10 августа 1791 года двадцать тысяч вооруженных парижан устремились к воротам королевской резиденции в Тюильри. Король и королева вместе с двумя детьми были тайно перевезены под защиту стен здания Национальной Ассамблеи. Швейцарские гвардейцы, охранявшие дворец, сдались, когда у них кончились пули, но толпа не была расположена к милосердию. Более пятисот солдат погибли под ударами копий, сабель и дубинок. Еще шестьдесят зарезали, после того как торжественно увели в качестве пленников. Вся дворцовая прислуга — включая поваров, служанок и гувернеров королевских детей — была изрублена на куски вошедшими в раж парижанами. Трупы валялись во всех залах и Комнатах, даже на лестницах. Одного очевидца стошнило, когда он увидел детей, игравших с отрубленными головами. Женщины, потерявшие всякий стыд, совершали самые недостойные надругательства над мертвыми телами, из которых они выдирали куски мяса и с триумфом несли их домой.

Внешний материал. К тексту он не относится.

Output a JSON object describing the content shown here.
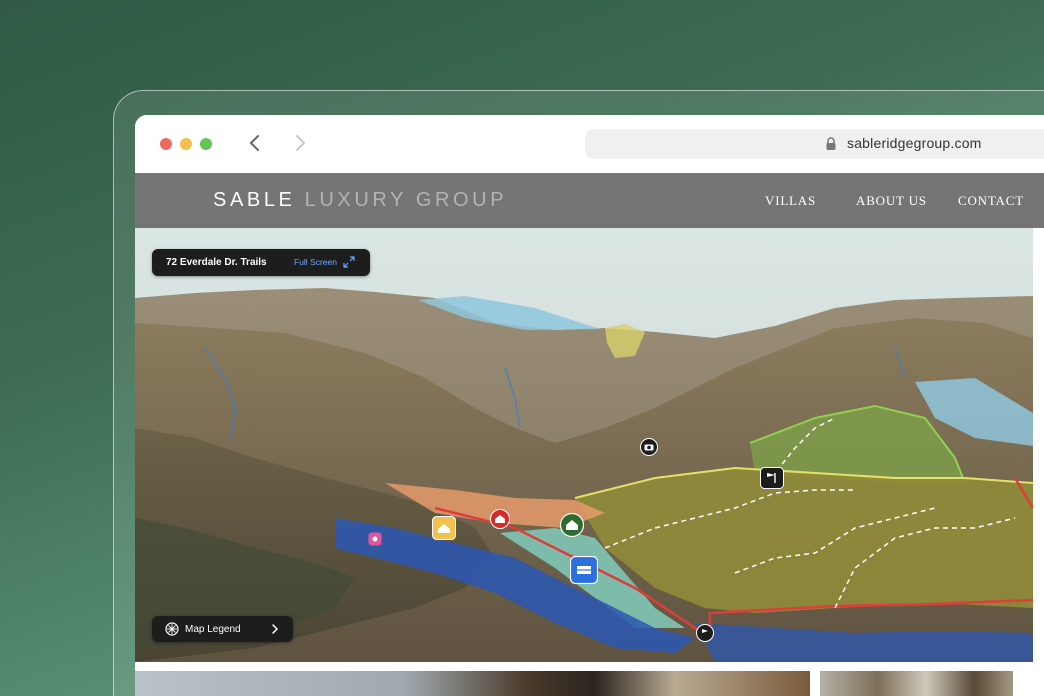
{
  "browser": {
    "url": "sableridgegroup.com"
  },
  "site": {
    "brand_primary": "SABLE",
    "brand_secondary": "LUXURY GROUP",
    "nav": {
      "villas": "VILLAS",
      "about": "ABOUT US",
      "contact": "CONTACT"
    }
  },
  "map": {
    "trail_title": "72 Everdale Dr. Trails",
    "fullscreen_label": "Full Screen",
    "legend_label": "Map Legend",
    "markers": [
      {
        "icon": "camera-icon",
        "color": "#1d1d1d"
      },
      {
        "icon": "flag-icon",
        "color": "#1d1d1d"
      },
      {
        "icon": "house-icon",
        "color": "#2f6b2f"
      },
      {
        "icon": "barn-icon",
        "color": "#d52b2b"
      },
      {
        "icon": "cabin-icon",
        "color": "#f2c14e"
      },
      {
        "icon": "fence-icon",
        "color": "#2e6fe0"
      },
      {
        "icon": "flag-icon",
        "color": "#1d1d1d"
      },
      {
        "icon": "pin-icon",
        "color": "#e0559b"
      }
    ]
  },
  "colors": {
    "page_bg": "#3d6b52",
    "nav_bar": "#757575",
    "link_blue": "#6fa8ff"
  }
}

Участники массовых кровавых оргий жили в постоянном страхе, что в результате нового переворота к власти могут прийти роялисты или контрреволюционеры. Марат не скрывал, что знает средство устранить эту опасность. Многие противники революции уже сидели в парижских тюрьмах. Не исключена была возможность, что они вырвутся на свободу и начнут мстить. «Пустить кровь предателям, — писал Марат, — вот единственный способ спасти страну». Атмосфера всеобщей истерии подогревалась памфлетами, предупреждающими о готовящемся заговоре с целью убить всех честных граждан в их же постелях. В сентябре честные граждане предприняли ряд мер, чтобы этого никогда не произошло.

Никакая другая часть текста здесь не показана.